Interactions Decreasing Levothyroxine Absorption: Cholestyramine, calcium-, aluminium-, magnesium-, iron supplements, polystyrene sulfonates, sucralfate, lanthanum, bile acid sequestrants (e.g. colestipol), anion/cation exchange resins (e.g. kayexalate, sevelamer), and proton pump inhibitors decrease the absorption of levothyroxine. Separate the dosages of levothyroxine and the previously mentioned medicines as much as possible to avoid interaction in the stomach or small bowel.
Soy-containing compounds and high-fibre diets can decrease the intestinal absorption of levothyroxine. Therefore, a dosage adjustment of levothyroxine may be necessary, in particular at the beginning or after termination of nutrition with soy supplements.
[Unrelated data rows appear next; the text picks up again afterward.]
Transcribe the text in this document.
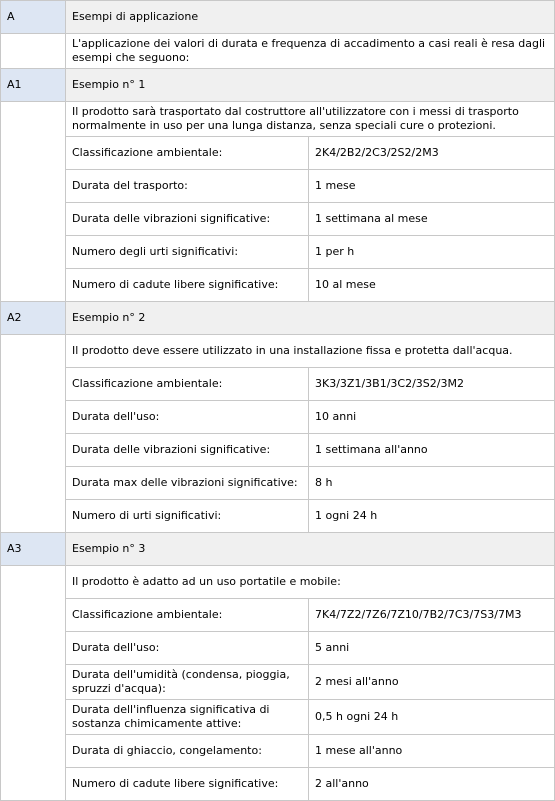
A	Esempi di applicazione	
	L'applicazione dei valori di durata e frequenza di accadimento a casi reali è resa dagli esempi che seguono:	
A1	Esempio n° 1	
	Il prodotto sarà trasportato dal costruttore all'utilizzatore con i messi di trasporto normalmente in uso per una lunga distanza, senza speciali cure o protezioni.	
	Classificazione ambientale:	2K4/2B2/2C3/2S2/2M3
	Durata del trasporto:	1 mese
	Durata delle vibrazioni significative:	1 settimana al mese
	Numero degli urti significativi:	1 per h
	Numero di cadute libere significative:	10 al mese
A2	Esempio n° 2	
	Il prodotto deve essere utilizzato in una installazione fissa e protetta dall'acqua.	
	Classificazione ambientale:	3K3/3Z1/3B1/3C2/3S2/3M2
	Durata dell'uso:	10 anni
	Durata delle vibrazioni significative:	1 settimana all'anno
	Durata max delle vibrazioni significative:	8 h
	Numero di urti significativi:	1 ogni 24 h
A3	Esempio n° 3	
	Il prodotto è adatto ad un uso portatile e mobile:	
	Classificazione ambientale:	7K4/7Z2/7Z6/7Z10/7B2/7C3/7S3/7M3
	Durata dell'uso:	5 anni
	Durata dell'umidità (condensa, pioggia, spruzzi d'acqua):	2 mesi all'anno
	Durata dell'influenza significativa di sostanza chimicamente attive:	0,5 h ogni 24 h
	Durata di ghiaccio, congelamento:	1 mese all'anno
	Numero di cadute libere significative:	2 all'anno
Weight loss drug: Orlistat may decrease levothyroxine absorption which may result in hypothyroidism. To avoid this orlistat and levothyroxine should be administered at least 4 hours apart. Regular monitoring for changes in thyroid function is required.
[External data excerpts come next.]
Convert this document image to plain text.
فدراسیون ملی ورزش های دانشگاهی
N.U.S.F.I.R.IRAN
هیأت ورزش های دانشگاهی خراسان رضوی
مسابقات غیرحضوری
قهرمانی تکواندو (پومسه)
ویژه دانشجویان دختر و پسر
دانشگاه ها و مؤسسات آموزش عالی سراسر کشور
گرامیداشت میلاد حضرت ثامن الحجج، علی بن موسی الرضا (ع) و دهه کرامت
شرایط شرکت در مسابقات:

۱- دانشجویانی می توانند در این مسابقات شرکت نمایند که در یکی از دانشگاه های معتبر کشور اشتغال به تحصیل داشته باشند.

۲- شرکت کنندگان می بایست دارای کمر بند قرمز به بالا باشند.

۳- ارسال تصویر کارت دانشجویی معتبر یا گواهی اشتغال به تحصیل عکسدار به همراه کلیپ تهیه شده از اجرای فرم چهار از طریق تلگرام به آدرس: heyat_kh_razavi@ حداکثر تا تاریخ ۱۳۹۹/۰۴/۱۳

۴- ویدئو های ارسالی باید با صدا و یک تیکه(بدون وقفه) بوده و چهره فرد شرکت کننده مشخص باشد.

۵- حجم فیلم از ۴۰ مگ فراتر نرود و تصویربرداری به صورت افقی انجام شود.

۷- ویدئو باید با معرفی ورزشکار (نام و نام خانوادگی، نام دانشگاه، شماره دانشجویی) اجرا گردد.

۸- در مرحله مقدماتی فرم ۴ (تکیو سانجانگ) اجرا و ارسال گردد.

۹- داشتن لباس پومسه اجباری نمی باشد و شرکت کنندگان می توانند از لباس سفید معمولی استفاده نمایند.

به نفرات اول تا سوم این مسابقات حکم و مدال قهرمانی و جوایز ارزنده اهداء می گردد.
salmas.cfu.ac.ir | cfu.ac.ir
Interactions Affecting Levothyroxine: Anticonvulsants such as carbamazepine and phenytoin enhance the metabolism of thyroid hormones and may displace them from plasma proteins. Initiation or discontinuation of anticonvulsant therapy may alter levothyroxine sodium dose requirements. Enzyme inducers like rifampicin and barbiturates increase the metabolism and excretion of levothyroxine, resulting in increased levothyroxine requirements.
Medicines that (partially) inhibit the peripheral transformation of T4 to T3 - like propranolol, amiodarone, lithium, iodide, oral contrast agents, propylthiouracil and glucocorticoids- lower the T3 level and therefore also the therapeutic effect.
Treatment with tyrosine kinase inhibitors (e.g. imatinib and sunitinib) was associated with increased levothyroxine dosage requirements in hypothyroid patients.
The concurrent use of sertraline can reduce serum levels of levothyroxine (with concomitant increased TSH levels).
Co-administration of oral contraceptives, as well as a number of other drugs, including oestrogen, tamoxifene, clofibrate, methadone, and 5-fluorouracil may increase serum concentration of thyroxine-binding globulin, and therefore increase levothyroxine dosage requirements.
Reports indicate that some HMG-CoA reductase inhibitors (statins), such as simvastatin and lovastatin, may increase thyroid hormone requirements in patients receiving levothyroxine therapy. It is unknown if this occurs with all statins. Close monitoring of thyroid function and appropriate levothyroxine dose adjustments may be necessary when levothyroxine and statins are co-prescribed.
A number of drugs may affect thyroid function tests and this should be borne in mind when monitoring a patient on levothyroxine therapy.
Interactions Affecting Other Drugs: Levothyroxine can increase the need for insulin or oral antidiabetics in patients with diabetes.
Lowering the dose of levothyroxine can cause hypoglycaemia if the insulin or oral antidiabetics dose remains unchanged.
Levothyroxine increases the effect of anticoagulants and it may be necessary to reduce the dose of anticoagulant if excessive hypoprothrombinaemia and bleeding are to be avoided.
Phenytoin levels may be increased by levothyroxine.
If co-administered with cardiac glycosides, adjustment of dosage of cardiac glycoside may be necessary.
Levothyroxine increases receptor sensitivity to catecholamines thus accelerating the response to tricyclic antidepressants. The effects of sympathomimetic agents are also enhanced.
Post-marketing cases have been reported indicating a potential interaction between ritonavir containing products and levothyroxine. Thyroid-stimulating hormone (TSH) should be monitored in patients treated with levothyroxine at least the first month after starting and/or ending ritonavir treatment.
Laboratory Test Interactions: A number of drugs may decrease serum concentration of thyroxine-binding globulin, and therefore decrease levothyroxine dosage requirements, including androgens and anabolic steroids.
False low plasma concentrations have been observed with concurrent anti-inflammatory treatment such as phenylbutazone or acetylsalicylic acid and levothyroxine therapy. Administration of acetylsalicylic acid together with levothyroxine results in an initial transient increase in serum free T4. Continued administration results in normal free T4 and TSH concentrations, and therefore, patients become clinically euthyroid.